Actuellement, le gouvernement castillian est pour le moins fracturé. Un pessimiste dira qu’il glisse vers le chaos absolu. La mort du Roi Salvador Aldana en 1664 a laissé la place à son unique héritier (aujourd’hui âgé de 16 ans), lequel n’était guère préparé à endosser la gestion d’une puissance mondiale.
Pour la première fois depuis que la famille royale entière a été décimée par la peste en 1386, le dirigeant de la Castille s’est vu refuser le titre de Rex Castilium (« Roi des Castilles ») par El Concilio de la Razon, lequel rassemble les cardinaux qui conseillent le roi. Chaque décret de Sandoval est disséqué et reformulé par ces cardinaux dans l’idée de maintenir l’illusion d’un dirigeant fort à la tête de la Castille.

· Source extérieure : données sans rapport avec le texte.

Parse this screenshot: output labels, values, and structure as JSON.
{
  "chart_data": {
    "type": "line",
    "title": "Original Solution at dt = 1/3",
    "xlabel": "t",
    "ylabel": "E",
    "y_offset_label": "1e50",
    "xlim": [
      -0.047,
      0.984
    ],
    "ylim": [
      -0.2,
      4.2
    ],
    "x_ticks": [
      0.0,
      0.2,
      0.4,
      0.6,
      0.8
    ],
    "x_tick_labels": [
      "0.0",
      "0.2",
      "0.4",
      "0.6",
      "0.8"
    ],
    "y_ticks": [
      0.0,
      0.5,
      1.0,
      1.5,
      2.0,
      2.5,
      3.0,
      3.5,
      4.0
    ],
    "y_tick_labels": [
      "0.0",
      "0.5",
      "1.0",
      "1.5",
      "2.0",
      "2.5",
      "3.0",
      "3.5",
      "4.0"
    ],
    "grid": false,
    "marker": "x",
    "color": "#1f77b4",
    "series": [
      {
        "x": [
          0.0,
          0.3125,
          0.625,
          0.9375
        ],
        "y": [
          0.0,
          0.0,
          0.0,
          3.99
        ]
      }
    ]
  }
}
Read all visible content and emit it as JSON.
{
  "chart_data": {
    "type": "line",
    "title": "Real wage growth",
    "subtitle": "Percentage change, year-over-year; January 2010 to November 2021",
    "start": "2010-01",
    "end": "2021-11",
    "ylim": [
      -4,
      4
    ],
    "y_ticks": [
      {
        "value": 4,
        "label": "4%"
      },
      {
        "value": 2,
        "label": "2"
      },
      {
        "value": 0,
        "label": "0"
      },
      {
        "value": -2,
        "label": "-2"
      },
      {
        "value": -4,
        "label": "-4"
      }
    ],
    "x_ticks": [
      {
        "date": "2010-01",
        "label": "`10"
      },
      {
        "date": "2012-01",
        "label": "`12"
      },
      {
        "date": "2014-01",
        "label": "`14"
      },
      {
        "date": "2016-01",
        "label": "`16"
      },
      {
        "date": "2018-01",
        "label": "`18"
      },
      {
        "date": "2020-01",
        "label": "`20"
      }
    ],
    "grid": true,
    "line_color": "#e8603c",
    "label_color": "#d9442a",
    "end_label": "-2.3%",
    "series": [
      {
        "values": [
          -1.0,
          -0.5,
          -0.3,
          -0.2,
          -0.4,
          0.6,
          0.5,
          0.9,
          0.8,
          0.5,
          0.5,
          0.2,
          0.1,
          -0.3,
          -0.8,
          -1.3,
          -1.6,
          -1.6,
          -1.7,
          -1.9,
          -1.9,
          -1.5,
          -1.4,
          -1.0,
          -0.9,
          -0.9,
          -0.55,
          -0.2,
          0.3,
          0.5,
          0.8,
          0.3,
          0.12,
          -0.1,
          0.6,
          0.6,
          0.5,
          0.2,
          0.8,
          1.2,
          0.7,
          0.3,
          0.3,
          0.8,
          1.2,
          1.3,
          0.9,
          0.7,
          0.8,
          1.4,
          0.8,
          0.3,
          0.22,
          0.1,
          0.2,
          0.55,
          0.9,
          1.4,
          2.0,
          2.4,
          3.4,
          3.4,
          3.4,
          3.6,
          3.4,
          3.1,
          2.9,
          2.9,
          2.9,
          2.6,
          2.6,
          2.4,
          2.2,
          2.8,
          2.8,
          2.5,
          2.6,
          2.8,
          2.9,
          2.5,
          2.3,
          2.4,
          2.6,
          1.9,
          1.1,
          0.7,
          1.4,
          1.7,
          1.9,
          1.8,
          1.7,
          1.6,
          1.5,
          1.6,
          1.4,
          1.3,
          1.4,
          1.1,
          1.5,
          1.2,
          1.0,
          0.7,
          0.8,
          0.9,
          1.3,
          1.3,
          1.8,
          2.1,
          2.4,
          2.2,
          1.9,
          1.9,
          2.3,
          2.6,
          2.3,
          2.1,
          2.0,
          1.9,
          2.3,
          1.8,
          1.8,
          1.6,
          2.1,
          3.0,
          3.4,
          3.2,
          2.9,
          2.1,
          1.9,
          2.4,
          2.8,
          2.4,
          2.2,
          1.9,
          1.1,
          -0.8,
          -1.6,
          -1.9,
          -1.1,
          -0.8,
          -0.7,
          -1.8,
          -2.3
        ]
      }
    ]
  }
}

Ils ont instauré une monarchie conditionnelle, retirant à leur roi son autorité absolue pour, à la place, se fier à leur propre jugement. Dans les faits, ce sont eux qui règnent sur la Castille.
Cela n’arrange pas la situation de la structure dirigeante déjà surchargée de la Nation, encombrée par un appareil bureaucratique hérité de l’Ancienne République, auquel vient s’ajouter l’influence de longue date de l’Église Vaticine. De nombreuses batailles contre les forces montaginoises furent perdues à cause d’une piètre communication : les dirigeants de l’armée demandaient des ordres qui, par le passé, avaient toujours émané directement du roi. Mais en l’occurrence, les commandants étaient trop nombreux et les soldats pas assez. La Castille faillit laisser son trône aux Montaginois, et ne l’emporta que par pure bonne fortune et par défaut d’attention de l’Empereur.
Les rênes de la Castille sont actuellement dans de trop nombreuses mains, et les solutions choisies par El Concilio sont symptomatiques d’une corruption profonde. Plutôt que de servir à construire de nouveaux hôpitaux, écoles et églises, les impôts sont à la place directement récupérés par des fonctionnaires avides. Le Conseil a séquestré le roi au sein de la Cité Vaticine et gère les affaires royales en son nom. Sans personne pour contester la mainmise du Conseil sur le pouvoir, l’état déplorable du gouvernement castillian n’est pas parti pour s’arranger.